Los forajidos recibieron sendos balazos entre ceja y ceja y se fueron también al otro mundo sin decir ni pío, porque es difícil piar con los sesos destrozados.
Akens y Bridges se dieron mucha prisa en extraer sus revólveres, pero de poco les sirvió, porque Ronald puso en marcha otros dos proyectiles.

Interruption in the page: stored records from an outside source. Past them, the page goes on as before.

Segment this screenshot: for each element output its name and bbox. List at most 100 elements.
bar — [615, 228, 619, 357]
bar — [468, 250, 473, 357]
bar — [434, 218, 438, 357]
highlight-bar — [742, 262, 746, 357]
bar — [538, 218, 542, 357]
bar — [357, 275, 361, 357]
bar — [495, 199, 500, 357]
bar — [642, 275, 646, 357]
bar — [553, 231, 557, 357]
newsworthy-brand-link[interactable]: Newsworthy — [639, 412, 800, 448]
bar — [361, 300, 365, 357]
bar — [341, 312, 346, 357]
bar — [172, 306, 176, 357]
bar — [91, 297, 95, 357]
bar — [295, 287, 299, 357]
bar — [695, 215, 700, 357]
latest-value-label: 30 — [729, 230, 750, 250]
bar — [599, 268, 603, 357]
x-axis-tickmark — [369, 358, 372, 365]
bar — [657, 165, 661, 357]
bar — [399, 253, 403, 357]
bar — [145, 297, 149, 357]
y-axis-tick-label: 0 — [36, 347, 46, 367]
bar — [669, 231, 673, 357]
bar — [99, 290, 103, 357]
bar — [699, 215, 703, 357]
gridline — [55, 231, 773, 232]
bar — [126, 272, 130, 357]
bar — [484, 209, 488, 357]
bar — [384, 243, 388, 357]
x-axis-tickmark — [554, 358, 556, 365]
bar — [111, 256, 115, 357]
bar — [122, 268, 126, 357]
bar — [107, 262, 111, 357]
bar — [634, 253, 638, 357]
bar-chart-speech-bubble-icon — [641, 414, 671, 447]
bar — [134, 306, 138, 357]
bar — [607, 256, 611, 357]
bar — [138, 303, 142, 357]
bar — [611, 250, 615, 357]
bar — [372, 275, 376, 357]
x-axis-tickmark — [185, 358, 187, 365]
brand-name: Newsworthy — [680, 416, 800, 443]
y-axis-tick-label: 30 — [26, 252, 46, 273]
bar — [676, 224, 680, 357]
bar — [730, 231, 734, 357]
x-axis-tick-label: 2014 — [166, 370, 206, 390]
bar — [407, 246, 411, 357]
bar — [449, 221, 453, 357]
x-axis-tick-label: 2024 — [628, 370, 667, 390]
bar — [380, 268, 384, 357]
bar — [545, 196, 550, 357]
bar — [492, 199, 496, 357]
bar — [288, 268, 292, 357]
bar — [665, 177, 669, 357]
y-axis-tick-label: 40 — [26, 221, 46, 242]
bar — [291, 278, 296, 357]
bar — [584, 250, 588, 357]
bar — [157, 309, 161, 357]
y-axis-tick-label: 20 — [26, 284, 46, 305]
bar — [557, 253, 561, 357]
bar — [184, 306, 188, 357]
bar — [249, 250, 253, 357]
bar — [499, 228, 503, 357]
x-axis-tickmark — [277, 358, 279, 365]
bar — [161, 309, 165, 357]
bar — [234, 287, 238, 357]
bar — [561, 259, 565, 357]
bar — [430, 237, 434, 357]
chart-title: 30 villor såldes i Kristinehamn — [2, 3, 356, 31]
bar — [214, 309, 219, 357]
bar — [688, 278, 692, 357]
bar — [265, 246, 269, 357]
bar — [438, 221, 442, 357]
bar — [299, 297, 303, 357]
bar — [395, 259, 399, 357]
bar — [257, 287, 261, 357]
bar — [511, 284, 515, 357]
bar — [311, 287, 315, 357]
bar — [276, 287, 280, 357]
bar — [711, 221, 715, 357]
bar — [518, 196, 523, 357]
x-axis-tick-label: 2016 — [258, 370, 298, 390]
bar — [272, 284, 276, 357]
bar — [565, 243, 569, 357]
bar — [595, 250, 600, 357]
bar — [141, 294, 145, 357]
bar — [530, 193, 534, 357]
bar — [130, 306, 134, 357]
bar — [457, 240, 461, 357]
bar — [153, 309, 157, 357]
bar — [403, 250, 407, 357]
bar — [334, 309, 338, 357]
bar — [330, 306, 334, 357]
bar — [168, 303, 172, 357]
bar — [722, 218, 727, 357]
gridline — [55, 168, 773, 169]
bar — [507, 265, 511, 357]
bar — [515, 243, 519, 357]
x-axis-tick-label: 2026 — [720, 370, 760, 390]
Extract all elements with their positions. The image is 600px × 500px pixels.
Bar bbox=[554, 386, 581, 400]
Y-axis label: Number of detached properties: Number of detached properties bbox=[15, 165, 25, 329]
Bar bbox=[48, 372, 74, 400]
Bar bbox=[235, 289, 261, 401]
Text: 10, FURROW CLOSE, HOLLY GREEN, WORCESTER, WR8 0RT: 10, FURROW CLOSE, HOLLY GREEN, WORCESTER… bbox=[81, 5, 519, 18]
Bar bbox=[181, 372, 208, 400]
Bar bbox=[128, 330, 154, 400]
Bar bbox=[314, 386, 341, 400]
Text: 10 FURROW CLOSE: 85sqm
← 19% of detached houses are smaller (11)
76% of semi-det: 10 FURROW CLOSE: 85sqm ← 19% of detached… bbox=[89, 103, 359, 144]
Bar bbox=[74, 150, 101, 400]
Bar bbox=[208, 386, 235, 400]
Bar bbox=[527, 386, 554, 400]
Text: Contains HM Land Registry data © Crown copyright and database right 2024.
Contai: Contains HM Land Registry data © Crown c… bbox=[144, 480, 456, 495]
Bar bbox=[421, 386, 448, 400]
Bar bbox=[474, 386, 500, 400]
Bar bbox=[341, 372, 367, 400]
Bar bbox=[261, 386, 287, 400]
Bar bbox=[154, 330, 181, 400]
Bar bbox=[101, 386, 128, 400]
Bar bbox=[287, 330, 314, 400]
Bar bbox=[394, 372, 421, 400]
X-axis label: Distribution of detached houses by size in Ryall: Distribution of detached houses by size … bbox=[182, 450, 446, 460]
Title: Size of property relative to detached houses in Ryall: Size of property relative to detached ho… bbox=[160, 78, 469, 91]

Y el médico siguió tirando a matar.
Tenía que hacerlo así, y no sólo porque los tipos se lo merecían, sino porque sólo disponía de seis balas y debía aprovecharlas bien.
Todavía le sobró una.
Sí, porque Akens y Bridges recibieron también los impactos en la frente y murieron en el acto, derrumbándose como muñecos.
Ronald mantuvo el Colt en la diestra unos segundos más, dejando que el humo acabara de salir por el cañón. Después, lo hizo girar con extraordinaria habilidad y lo devolvió a la pistolera, asombrando todavía más a Candy y a las chicas del saloon, que lo miraban con la boca abierta.
No podían creer lo que habían presenciado.
Sin embargo, allí estaban los cadáveres de Ramsey y sus hombres para demostrar que no lo habían soñado.
El doctor Emerson íes había hecho frente con valentía y los había liquidado a todos.
Cinco peligrosos forajidos abatidos por un solo hombre.
¡Por un solo revólver!
¡El del médico de Hooker City!
¡Y qué revólver…!
Cinco disparos, cinco seseras destrozadas.
Era increíble.
Lo nunca visto en Hooker City.
Ronald se volvió hacia el barman.
—¿Qué te debo, Candy?
El empleado sonrió.
—Invita la casa, Doctor Colt —respondió, creyendo que este nombre lo inventaba él, pero hacía ya mucho tiempo que Ronald Emerson había sido bautizado así.